Thank you for the valuable feedback and insightful comments on our manuscript titled [Comparative Evaluation of Breast Ductal Carcinoma Grading: A Deep-Learning Model and General Pathologists' Assessment Approach].

We appreciate the opportunity to address your concerns and improve the clarity of our work. In this response letter, we will address each of your points and highlight the modifications we have made to the manuscript.

In response to the reviewer's comments, we have made the following updates to the Materials and Methods section and also to the Discussion section:

1. Added the information that Aiforia's image augmentation features were utilized to address the sparsity of our training dataset. This technique has been shown to enhance the model's ability to generalize to new, unseen data while reducing input variables.

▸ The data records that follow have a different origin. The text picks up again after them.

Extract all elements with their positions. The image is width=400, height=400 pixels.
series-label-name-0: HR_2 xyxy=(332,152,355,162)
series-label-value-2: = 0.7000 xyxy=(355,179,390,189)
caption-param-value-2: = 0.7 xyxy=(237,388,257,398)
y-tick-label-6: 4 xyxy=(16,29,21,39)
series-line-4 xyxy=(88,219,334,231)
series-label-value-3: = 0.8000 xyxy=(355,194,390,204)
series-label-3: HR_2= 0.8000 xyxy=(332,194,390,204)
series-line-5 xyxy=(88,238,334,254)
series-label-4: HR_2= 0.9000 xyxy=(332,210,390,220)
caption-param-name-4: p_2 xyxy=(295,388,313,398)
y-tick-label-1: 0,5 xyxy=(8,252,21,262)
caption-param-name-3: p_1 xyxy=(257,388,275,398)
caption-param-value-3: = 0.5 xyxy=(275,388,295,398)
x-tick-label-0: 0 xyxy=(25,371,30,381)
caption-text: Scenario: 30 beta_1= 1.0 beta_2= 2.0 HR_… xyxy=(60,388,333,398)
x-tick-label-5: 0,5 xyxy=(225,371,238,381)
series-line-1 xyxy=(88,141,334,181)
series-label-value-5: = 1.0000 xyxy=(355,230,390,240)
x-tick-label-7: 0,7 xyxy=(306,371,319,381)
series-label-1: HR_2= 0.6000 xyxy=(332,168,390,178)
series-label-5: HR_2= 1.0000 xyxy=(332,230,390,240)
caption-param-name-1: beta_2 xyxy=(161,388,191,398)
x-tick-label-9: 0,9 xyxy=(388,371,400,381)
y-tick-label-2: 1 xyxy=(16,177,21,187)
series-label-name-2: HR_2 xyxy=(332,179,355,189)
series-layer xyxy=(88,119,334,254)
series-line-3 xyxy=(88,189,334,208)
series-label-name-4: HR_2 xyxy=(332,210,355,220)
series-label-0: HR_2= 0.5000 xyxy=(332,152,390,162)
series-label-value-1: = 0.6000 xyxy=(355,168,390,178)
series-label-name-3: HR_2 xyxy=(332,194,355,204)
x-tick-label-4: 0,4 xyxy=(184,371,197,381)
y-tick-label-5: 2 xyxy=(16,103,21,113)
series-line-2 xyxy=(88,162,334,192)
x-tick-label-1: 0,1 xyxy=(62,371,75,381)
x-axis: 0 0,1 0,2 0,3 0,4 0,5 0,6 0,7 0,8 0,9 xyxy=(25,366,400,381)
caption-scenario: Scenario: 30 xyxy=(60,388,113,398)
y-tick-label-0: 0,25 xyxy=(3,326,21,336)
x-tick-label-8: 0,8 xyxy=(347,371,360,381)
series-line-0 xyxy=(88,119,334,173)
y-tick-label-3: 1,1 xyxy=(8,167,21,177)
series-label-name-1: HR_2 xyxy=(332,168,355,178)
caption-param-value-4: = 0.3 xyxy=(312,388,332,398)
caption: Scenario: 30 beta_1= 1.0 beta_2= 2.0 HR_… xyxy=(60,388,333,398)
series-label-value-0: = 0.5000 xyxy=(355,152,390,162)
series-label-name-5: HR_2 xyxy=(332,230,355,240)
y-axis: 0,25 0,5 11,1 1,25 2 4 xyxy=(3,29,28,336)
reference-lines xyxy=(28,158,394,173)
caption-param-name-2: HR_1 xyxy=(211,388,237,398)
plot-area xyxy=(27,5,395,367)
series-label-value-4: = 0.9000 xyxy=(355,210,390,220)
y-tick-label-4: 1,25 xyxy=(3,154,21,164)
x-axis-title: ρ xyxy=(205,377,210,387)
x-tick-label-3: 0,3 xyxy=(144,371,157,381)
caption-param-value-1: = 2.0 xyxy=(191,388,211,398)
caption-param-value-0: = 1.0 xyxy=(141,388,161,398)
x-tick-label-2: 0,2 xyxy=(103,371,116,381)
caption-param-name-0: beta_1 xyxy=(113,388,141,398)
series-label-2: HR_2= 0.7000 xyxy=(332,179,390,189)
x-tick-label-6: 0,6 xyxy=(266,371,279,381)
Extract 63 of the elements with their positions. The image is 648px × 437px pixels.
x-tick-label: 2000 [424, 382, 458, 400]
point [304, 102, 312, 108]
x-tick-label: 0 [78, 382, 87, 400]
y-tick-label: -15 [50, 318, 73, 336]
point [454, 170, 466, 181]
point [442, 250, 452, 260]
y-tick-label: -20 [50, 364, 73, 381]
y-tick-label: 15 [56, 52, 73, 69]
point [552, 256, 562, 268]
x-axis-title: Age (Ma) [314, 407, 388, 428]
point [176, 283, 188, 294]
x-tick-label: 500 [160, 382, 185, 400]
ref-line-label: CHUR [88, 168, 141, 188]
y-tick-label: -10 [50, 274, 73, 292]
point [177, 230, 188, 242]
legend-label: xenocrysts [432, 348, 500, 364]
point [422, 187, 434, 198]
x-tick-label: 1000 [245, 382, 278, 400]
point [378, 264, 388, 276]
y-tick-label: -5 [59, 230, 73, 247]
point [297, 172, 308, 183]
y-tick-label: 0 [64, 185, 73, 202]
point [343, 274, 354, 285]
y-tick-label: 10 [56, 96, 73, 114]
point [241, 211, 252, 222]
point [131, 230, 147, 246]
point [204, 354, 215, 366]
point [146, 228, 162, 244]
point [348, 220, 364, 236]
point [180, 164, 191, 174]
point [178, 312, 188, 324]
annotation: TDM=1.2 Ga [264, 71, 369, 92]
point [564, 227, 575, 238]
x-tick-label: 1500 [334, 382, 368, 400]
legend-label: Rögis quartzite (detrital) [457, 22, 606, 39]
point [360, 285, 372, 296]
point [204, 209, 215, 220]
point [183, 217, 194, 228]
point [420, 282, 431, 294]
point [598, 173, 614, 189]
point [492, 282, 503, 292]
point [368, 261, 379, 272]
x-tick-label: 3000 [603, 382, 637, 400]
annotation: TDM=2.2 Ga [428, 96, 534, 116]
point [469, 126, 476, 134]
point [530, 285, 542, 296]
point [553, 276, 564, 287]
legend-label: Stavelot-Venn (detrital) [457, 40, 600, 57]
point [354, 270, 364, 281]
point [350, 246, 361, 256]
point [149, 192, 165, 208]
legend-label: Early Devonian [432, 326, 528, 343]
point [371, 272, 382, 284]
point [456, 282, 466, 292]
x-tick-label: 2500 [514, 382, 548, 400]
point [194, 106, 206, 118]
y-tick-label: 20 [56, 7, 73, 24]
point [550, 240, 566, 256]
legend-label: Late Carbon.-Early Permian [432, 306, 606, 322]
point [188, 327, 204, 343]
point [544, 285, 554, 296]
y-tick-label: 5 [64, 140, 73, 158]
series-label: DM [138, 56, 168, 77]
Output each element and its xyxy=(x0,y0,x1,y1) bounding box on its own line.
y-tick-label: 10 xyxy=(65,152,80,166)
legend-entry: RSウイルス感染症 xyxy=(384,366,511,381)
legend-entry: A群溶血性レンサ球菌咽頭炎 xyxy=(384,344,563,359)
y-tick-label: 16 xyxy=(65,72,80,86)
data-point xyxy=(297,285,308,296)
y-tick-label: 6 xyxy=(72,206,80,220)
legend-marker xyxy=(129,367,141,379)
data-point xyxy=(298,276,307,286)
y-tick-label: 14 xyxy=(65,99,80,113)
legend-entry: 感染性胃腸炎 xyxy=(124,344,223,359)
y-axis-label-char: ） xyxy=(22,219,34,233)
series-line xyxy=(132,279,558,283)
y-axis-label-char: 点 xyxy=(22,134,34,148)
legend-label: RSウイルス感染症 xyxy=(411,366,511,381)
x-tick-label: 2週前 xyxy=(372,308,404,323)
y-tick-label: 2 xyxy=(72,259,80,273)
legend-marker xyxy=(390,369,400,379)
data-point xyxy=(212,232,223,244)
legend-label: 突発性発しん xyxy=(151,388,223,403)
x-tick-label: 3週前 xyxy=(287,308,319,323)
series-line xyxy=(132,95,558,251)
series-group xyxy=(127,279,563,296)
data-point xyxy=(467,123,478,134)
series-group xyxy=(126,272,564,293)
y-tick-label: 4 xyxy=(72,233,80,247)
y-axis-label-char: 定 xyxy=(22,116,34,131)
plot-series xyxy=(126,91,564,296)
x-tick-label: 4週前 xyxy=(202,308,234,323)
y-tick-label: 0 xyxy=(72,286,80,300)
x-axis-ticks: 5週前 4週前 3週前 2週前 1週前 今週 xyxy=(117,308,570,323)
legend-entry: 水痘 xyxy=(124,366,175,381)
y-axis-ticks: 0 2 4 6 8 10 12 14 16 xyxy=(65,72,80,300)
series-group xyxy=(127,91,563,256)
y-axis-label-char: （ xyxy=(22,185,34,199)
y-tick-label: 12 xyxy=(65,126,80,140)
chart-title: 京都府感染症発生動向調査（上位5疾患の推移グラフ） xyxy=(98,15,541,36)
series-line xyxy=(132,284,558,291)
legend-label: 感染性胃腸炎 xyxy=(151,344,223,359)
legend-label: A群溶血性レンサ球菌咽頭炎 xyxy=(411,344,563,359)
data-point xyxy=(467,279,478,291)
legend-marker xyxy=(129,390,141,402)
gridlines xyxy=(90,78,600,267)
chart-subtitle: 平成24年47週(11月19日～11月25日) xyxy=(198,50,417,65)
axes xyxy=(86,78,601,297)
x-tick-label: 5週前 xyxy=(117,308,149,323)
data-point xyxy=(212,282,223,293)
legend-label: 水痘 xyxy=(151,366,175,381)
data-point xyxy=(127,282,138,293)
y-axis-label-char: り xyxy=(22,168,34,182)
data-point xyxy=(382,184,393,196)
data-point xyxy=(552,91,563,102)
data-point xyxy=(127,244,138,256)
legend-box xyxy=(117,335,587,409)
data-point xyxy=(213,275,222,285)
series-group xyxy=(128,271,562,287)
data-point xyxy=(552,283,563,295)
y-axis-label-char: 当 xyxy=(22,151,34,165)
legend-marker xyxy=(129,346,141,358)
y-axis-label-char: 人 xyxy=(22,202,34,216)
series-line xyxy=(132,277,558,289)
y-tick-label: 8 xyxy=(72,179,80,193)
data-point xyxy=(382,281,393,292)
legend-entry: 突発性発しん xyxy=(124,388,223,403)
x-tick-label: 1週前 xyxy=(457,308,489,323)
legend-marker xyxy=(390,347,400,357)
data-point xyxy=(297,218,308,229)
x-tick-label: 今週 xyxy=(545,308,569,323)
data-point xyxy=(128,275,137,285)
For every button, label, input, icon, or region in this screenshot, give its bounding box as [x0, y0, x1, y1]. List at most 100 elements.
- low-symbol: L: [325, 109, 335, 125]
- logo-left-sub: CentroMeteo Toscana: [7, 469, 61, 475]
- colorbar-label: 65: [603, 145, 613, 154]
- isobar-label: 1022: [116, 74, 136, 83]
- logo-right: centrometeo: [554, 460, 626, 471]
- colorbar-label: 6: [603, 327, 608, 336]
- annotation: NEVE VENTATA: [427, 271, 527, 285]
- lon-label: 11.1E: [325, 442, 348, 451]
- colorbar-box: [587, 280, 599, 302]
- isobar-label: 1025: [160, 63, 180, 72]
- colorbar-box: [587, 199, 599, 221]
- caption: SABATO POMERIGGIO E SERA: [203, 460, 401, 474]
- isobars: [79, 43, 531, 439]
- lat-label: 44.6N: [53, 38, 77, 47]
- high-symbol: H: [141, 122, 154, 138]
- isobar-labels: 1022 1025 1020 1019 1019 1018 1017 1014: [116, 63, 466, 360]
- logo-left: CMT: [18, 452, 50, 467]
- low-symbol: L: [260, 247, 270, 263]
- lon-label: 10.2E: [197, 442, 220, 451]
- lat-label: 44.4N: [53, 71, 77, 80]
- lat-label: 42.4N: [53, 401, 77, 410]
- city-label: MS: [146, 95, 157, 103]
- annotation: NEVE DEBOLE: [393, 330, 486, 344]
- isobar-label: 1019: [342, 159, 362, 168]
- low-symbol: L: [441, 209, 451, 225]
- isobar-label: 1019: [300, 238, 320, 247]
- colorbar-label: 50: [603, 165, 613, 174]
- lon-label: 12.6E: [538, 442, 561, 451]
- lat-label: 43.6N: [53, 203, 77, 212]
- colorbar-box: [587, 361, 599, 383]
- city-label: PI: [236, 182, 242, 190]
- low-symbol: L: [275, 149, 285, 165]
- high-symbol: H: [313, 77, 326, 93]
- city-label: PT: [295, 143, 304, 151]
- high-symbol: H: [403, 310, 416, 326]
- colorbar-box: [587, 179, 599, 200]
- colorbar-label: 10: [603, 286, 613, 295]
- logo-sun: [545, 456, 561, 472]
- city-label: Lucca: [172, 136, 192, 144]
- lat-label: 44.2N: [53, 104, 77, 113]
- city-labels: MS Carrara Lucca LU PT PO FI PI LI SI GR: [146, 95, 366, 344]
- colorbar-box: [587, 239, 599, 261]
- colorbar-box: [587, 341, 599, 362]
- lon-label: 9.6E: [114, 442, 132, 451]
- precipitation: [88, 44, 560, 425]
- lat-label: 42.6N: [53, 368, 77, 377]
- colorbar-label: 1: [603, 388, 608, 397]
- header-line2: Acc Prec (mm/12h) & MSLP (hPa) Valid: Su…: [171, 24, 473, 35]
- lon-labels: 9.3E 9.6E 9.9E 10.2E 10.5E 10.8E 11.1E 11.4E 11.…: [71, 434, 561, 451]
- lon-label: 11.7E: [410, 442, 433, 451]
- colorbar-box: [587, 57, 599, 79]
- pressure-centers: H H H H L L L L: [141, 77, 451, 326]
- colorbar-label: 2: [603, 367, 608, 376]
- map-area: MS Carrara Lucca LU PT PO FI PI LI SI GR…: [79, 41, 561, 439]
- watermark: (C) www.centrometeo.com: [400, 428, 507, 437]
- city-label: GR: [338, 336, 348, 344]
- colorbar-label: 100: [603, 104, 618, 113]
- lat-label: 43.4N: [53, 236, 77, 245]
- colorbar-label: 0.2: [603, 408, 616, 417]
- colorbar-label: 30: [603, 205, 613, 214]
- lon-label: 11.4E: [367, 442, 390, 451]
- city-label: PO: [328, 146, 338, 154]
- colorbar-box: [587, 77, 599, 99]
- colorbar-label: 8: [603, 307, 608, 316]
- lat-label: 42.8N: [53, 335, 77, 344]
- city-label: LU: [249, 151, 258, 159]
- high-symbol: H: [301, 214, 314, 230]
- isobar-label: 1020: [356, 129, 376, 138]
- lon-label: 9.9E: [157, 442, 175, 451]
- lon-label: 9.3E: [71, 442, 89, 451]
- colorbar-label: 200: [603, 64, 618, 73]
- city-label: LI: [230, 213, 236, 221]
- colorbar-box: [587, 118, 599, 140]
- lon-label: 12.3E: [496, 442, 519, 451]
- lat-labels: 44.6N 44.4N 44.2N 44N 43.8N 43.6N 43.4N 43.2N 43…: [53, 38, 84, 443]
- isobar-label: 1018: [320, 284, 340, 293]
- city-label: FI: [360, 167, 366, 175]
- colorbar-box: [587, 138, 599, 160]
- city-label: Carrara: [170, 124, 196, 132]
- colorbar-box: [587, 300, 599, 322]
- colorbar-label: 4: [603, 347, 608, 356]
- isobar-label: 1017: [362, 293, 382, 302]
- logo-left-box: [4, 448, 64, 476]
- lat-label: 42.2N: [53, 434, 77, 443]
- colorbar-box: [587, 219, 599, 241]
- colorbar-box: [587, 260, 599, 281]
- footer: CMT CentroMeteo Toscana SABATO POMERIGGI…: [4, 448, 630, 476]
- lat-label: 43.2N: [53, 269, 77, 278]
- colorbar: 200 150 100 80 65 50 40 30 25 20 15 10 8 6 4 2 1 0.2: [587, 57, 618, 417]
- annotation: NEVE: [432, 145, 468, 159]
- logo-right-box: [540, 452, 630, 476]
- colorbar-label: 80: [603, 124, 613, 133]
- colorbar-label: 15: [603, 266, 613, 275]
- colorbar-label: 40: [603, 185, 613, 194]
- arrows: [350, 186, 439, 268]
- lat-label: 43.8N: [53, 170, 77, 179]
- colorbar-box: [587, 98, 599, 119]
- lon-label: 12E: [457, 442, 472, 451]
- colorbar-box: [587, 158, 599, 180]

2. Explicitly mentioned that the regions of interest (ROIs) evaluated by the AI model were compared to the ROIs chosen by each evaluating pathologist on the same 100 whole-slide images (WSI). We acknowledge that this introduces a limitation to the study, as the ROIs evaluated with the AI model were not identical to the ROIs evaluated by the pathologists. We have added this limitation to the discussion as well. 
   We thank the reviewer for the invaluable insights and for the time given for improving our manuscript.